A study of multiple reward function performances for vehicle collision avoidance systems applying the DQN algorithm in reinforcement learning
Author(s) -
Nadia Zakaria,
M I Shapiai,
Nurbaiti Wahid
Publication year - 2021
Publication title -
iop conference series. materials science and engineering
Language(s) - English
Resource type - Journals
eISSN - 1757-899X
pISSN - 1757-8981
DOI - 10.1088/1757-899x/1176/1/012033
Subject(s) - reinforcement learning , computer science , range (aeronautics) , function (biology) , convergence (economics) , collision avoidance , collision , q learning , value (mathematics) , bellman equation , artificial intelligence , mathematical optimization , machine learning , mathematics , engineering , evolutionary biology , economic growth , economics , biology , aerospace engineering , computer security
Reinforcement Learning (RL) is an area of Machine Learning (ML) that intends to improve the acts of agents learning from environmental interconnection.

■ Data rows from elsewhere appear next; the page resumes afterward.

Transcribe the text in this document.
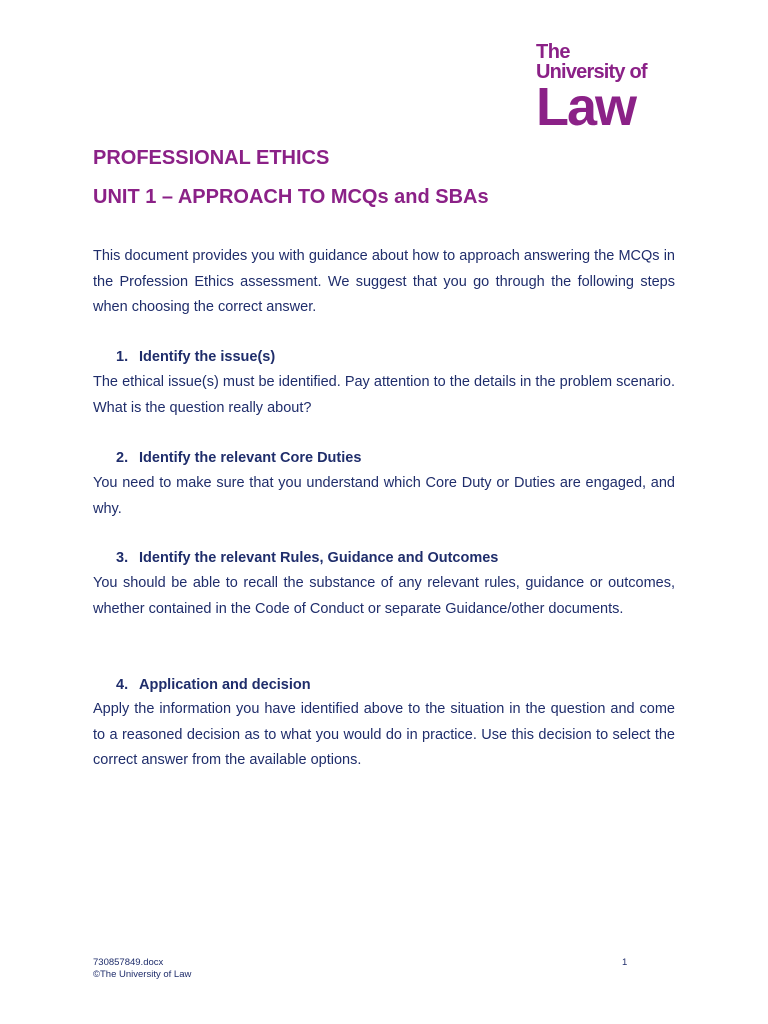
The
University of
Law
PROFESSIONAL ETHICS
UNIT 1 – APPROACH TO MCQs and SBAs

This document provides you with guidance about how to approach answering the MCQs in the Profession Ethics assessment. We suggest that you go through the following steps when choosing the correct answer.

1. Identify the issue(s)

The ethical issue(s) must be identified. Pay attention to the details in the problem scenario. What is the question really about?

2. Identify the relevant Core Duties

You need to make sure that you understand which Core Duty or Duties are engaged, and why.

3. Identify the relevant Rules, Guidance and Outcomes

You should be able to recall the substance of any relevant rules, guidance or outcomes, whether contained in the Code of Conduct or separate Guidance/other documents.

4. Application and decision

Apply the information you have identified above to the situation in the question and come to a reasoned decision as to what you would do in practice. Use this decision to select the correct answer from the available options.

730857849.docx
©The University of Law
1
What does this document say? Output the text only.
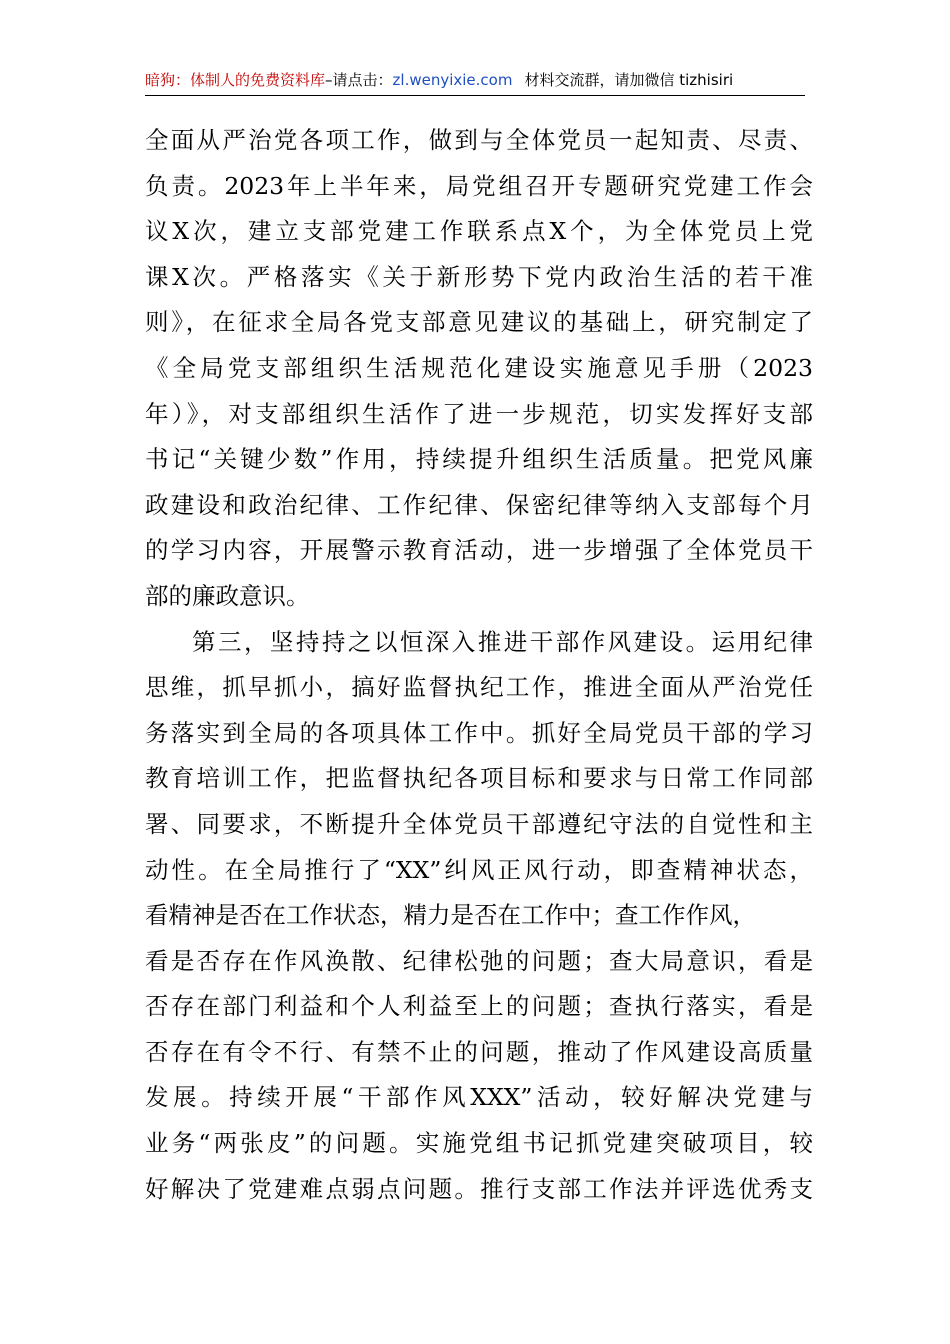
暗狗：体制人的免费资料库–请点击：zl.wenyixie.com 材料交流群，请加微信 tizhisiri
全面从严治党各项工作，做到与全体党员一起知责、尽责、
负责。2023年上半年来，局党组召开专题研究党建工作会
议X次，建立支部党建工作联系点X个，为全体党员上党
课X次。严格落实《关于新形势下党内政治生活的若干准
则》，在征求全局各党支部意见建议的基础上，研究制定了
《全局党支部组织生活规范化建设实施意见手册（2023
年）》，对支部组织生活作了进一步规范，切实发挥好支部
书记“关键少数”作用，持续提升组织生活质量。把党风廉
政建设和政治纪律、工作纪律、保密纪律等纳入支部每个月
的学习内容，开展警示教育活动，进一步增强了全体党员干
部的廉政意识。
第三，坚持持之以恒深入推进干部作风建设。运用纪律
思维，抓早抓小，搞好监督执纪工作，推进全面从严治党任
务落实到全局的各项具体工作中。抓好全局党员干部的学习
教育培训工作，把监督执纪各项目标和要求与日常工作同部
署、同要求，不断提升全体党员干部遵纪守法的自觉性和主
动性。在全局推行了“XX”纠风正风行动，即查精神状态，
看精神是否在工作状态，精力是否在工作中；查工作作风，
看是否存在作风涣散、纪律松弛的问题；查大局意识，看是
否存在部门利益和个人利益至上的问题；查执行落实，看是
否存在有令不行、有禁不止的问题，推动了作风建设高质量
发展。持续开展“干部作风XXX”活动，较好解决党建与
业务“两张皮”的问题。实施党组书记抓党建突破项目，较
好解决了党建难点弱点问题。推行支部工作法并评选优秀支
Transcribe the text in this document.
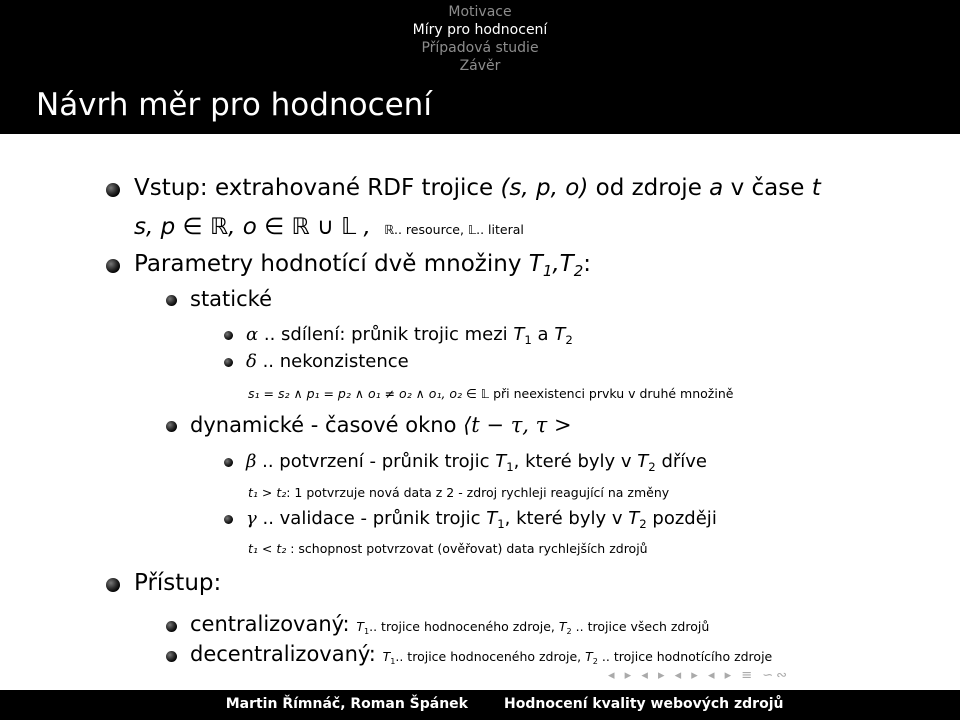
Motivace
Míry pro hodnocení
Případová studie
Závěr
Návrh měr pro hodnocení
Vstup: extrahované RDF trojice (s, p, o) od zdroje a v čase t
s, p ∈ ℝ, o ∈ ℝ ∪ 𝕃 , ℝ.. resource, 𝕃.. literal
Parametry hodnotící dvě množiny $T_1,T_2$:
statické
α .. sdílení: průnik trojic mezi $T_1$ a $T_2$
δ .. nekonzistence
s₁ = s₂ ∧ p₁ = p₂ ∧ o₁ ≠ o₂ ∧ o₁, o₂ ∈ 𝕃 při neexistenci prvku v druhé množině
dynamické - časové okno ⟨t − τ, τ >
β .. potvrzení - průnik trojic $T_1$, které byly v $T_2$ dříve
t₁ > t₂: 1 potvrzuje nová data z 2 - zdroj rychleji reagující na změny
γ .. validace - průnik trojic $T_1$, které byly v $T_2$ později
t₁ < t₂ : schopnost potvrzovat (ověřovat) data rychlejších zdrojů
Přístup:
centralizovaný: $T_1$.. trojice hodnoceného zdroje, $T_2$ .. trojice všech zdrojů
decentralizovaný: $T_1$.. trojice hodnoceného zdroje, $T_2$ .. trojice hodnotícího zdroje
◂ ▸ ◂ ▸ ◂ ▸ ◂ ▸ ≡ ∽∾
Martin Římnáč, Roman Špánek	Hodnocení kvality webových zdrojů
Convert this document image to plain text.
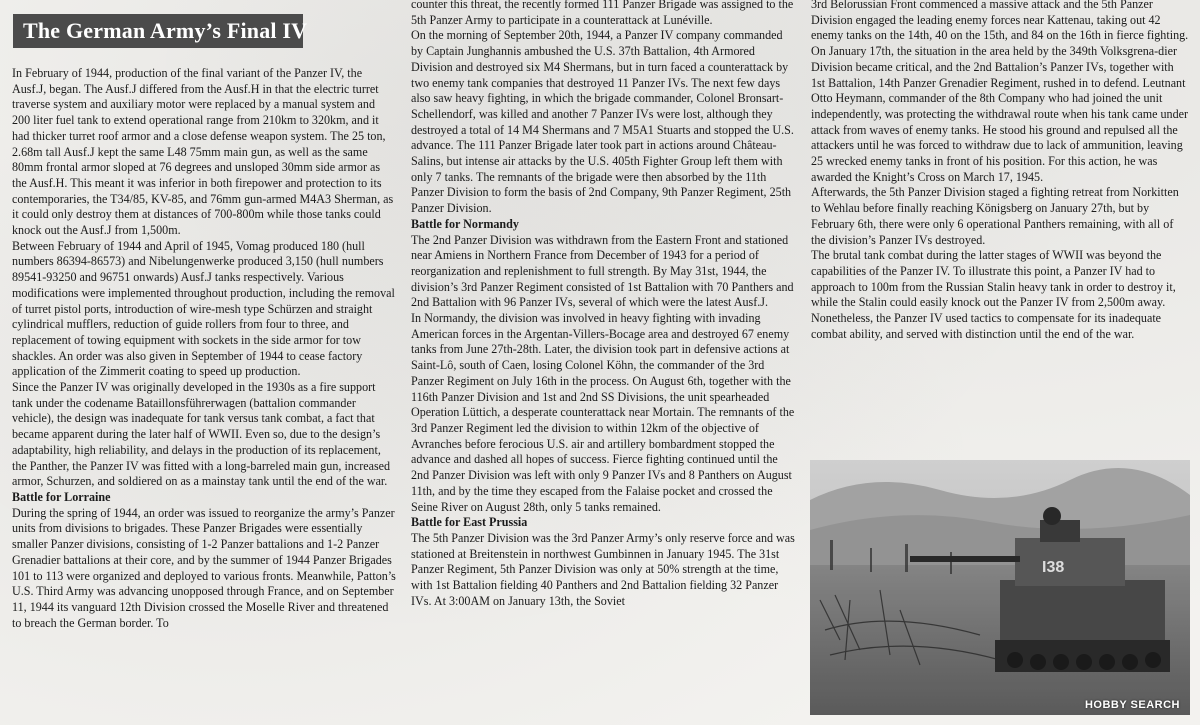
The German Army’s Final IV

In February of 1944, production of the final variant of the Panzer IV, the Ausf.J, began. The Ausf.J differed from the Ausf.H in that the electric turret traverse system and auxiliary motor were replaced by a manual system and 200 liter fuel tank to extend operational range from 210km to 320km, and it had thicker turret roof armor and a close defense weapon system. The 25 ton, 2.68m tall Ausf.J kept the same L48 75mm main gun, as well as the same 80mm frontal armor sloped at 76 degrees and unsloped 30mm side armor as the Ausf.H. This meant it was inferior in both firepower and protection to its contemporaries, the T34/85, KV-85, and 76mm gun-armed M4A3 Sherman, as it could only destroy them at distances of 700-800m while those tanks could knock out the Ausf.J from 1,500m.

Between February of 1944 and April of 1945, Vomag produced 180 (hull numbers 86394-86573) and Nibelungenwerke produced 3,150 (hull numbers 89541-93250 and 96751 onwards) Ausf.J tanks respectively. Various modifications were implemented throughout production, including the removal of turret pistol ports, introduction of wire-mesh type Schürzen and straight cylindrical mufflers, reduction of guide rollers from four to three, and replacement of towing equipment with sockets in the side armor for tow shackles. An order was also given in September of 1944 to cease factory application of the Zimmerit coating to speed up production.

Since the Panzer IV was originally developed in the 1930s as a fire support tank under the codename Bataillonsführerwagen (battalion commander vehicle), the design was inadequate for tank versus tank combat, a fact that became apparent during the later half of WWII. Even so, due to the design’s adaptability, high reliability, and delays in the production of its replacement, the Panther, the Panzer IV was fitted with a long-barreled main gun, increased armor, Schurzen, and soldiered on as a mainstay tank until the end of the war.

Battle for Lorraine

During the spring of 1944, an order was issued to reorganize the army’s Panzer units from divisions to brigades. These Panzer Brigades were essentially smaller Panzer divisions, consisting of 1-2 Panzer battalions and 1-2 Panzer Grenadier battalions at their core, and by the summer of 1944 Panzer Brigades 101 to 113 were organized and deployed to various fronts. Meanwhile, Patton’s U.S. Third Army was advancing unopposed through France, and on September 11, 1944 its vanguard 12th Division crossed the Moselle River and threatened to breach the German border. To

counter this threat, the recently formed 111 Panzer Brigade was assigned to the 5th Panzer Army to participate in a counterattack at Lunéville.

On the morning of September 20th, 1944, a Panzer IV company commanded by Captain Junghannis ambushed the U.S. 37th Battalion, 4th Armored Division and destroyed six M4 Shermans, but in turn faced a counterattack by two enemy tank companies that destroyed 11 Panzer IVs. The next few days also saw heavy fighting, in which the brigade commander, Colonel Bronsart-Schellendorf, was killed and another 7 Panzer IVs were lost, although they destroyed a total of 14 M4 Shermans and 7 M5A1 Stuarts and stopped the U.S. advance. The 111 Panzer Brigade later took part in actions around Château-Salins, but intense air attacks by the U.S. 405th Fighter Group left them with only 7 tanks. The remnants of the brigade were then absorbed by the 11th Panzer Division to form the basis of 2nd Company, 9th Panzer Regiment, 25th Panzer Division.

Battle for Normandy

The 2nd Panzer Division was withdrawn from the Eastern Front and stationed near Amiens in Northern France from December of 1943 for a period of reorganization and replenishment to full strength. By May 31st, 1944, the division’s 3rd Panzer Regiment consisted of 1st Battalion with 70 Panthers and 2nd Battalion with 96 Panzer IVs, several of which were the latest Ausf.J.

In Normandy, the division was involved in heavy fighting with invading American forces in the Argentan-Villers-Bocage area and destroyed 67 enemy tanks from June 27th-28th. Later, the division took part in defensive actions at Saint-Lô, south of Caen, losing Colonel Köhn, the commander of the 3rd Panzer Regiment on July 16th in the process. On August 6th, together with the 116th Panzer Division and 1st and 2nd SS Divisions, the unit spearheaded Operation Lüttich, a desperate counterattack near Mortain. The remnants of the 3rd Panzer Regiment led the division to within 12km of the objective of Avranches before ferocious U.S. air and artillery bombardment stopped the advance and dashed all hopes of success. Fierce fighting continued until the 2nd Panzer Division was left with only 9 Panzer IVs and 8 Panthers on August 11th, and by the time they escaped from the Falaise pocket and crossed the Seine River on August 28th, only 5 tanks remained.

Battle for East Prussia

The 5th Panzer Division was the 3rd Panzer Army’s only reserve force and was stationed at Breitenstein in northwest Gumbinnen in January 1945. The 31st Panzer Regiment, 5th Panzer Division was only at 50% strength at the time, with 1st Battalion fielding 40 Panthers and 2nd Battalion fielding 32 Panzer IVs. At 3:00AM on January 13th, the Soviet

3rd Belorussian Front commenced a massive attack and the 5th Panzer Division engaged the leading enemy forces near Kattenau, taking out 42 enemy tanks on the 14th, 40 on the 15th, and 84 on the 16th in fierce fighting.

On January 17th, the situation in the area held by the 349th Volksgrena-dier Division became critical, and the 2nd Battalion’s Panzer IVs, together with 1st Battalion, 14th Panzer Grenadier Regiment, rushed in to defend. Leutnant Otto Heymann, commander of the 8th Company who had joined the unit independently, was protecting the withdrawal route when his tank came under attack from waves of enemy tanks. He stood his ground and repulsed all the attackers until he was forced to withdraw due to lack of ammunition, leaving 25 wrecked enemy tanks in front of his position. For this action, he was awarded the Knight’s Cross on March 17, 1945.

Afterwards, the 5th Panzer Division staged a fighting retreat from Norkitten to Wehlau before finally reaching Königsberg on January 27th, but by February 6th, there were only 6 operational Panthers remaining, with all of the division’s Panzer IVs destroyed.

The brutal tank combat during the latter stages of WWII was beyond the capabilities of the Panzer IV. To illustrate this point, a Panzer IV had to approach to 100m from the Russian Stalin heavy tank in order to destroy it, while the Stalin could easily knock out the Panzer IV from 2,500m away. Nonetheless, the Panzer IV used tactics to compensate for its inadequate combat ability, and served with distinction until the end of the war.

I38
HOBBY SEARCH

The significant concern in RL is to achieve the promising potential of the training process in the model. However, network convergence speed is often sluggish in RL and converges quickly to local optimal solutions. Reward function has been used to deal with these problems as a useful tool to speed up the agent’s learning speed. Even though RL convergence properties have been comprehensively explored, there are no specific rules for choosing the reward function. Therefore, searching for efficient potential reward function is still an exciting field of study. This paper discusses the reward function, execute some analysis, and provides the learning agent with the extracted information to increase the speed of learning for collision avoidance task. We provide an experimental study for selecting one reward function in a simulated collision-avoidance environment of an autonomous vehicle by applying the DQN algorithm. It has been conducted on online environments, which is using the CARLA simulator. This experimental study consists of three cases with a various exploration of reward values. Case 1 consists of the range of the penalty value larger than the reward function by 200 times. Case 2 is similar, but with the small range number of the penalty is applied, case 3, which is the reward function and penalty value, is in the same range value. The result shows that case 3 performances outperform case 1 and case 2 with 94% average accuracy; meanwhile, case 1 obtains 70%, and case 2 achieves 85% accuracy. It is may due to the monumental size of the collision penalty in comparison to all else. Hence, the findings obtained show the efficacy of the exploration of the reward function.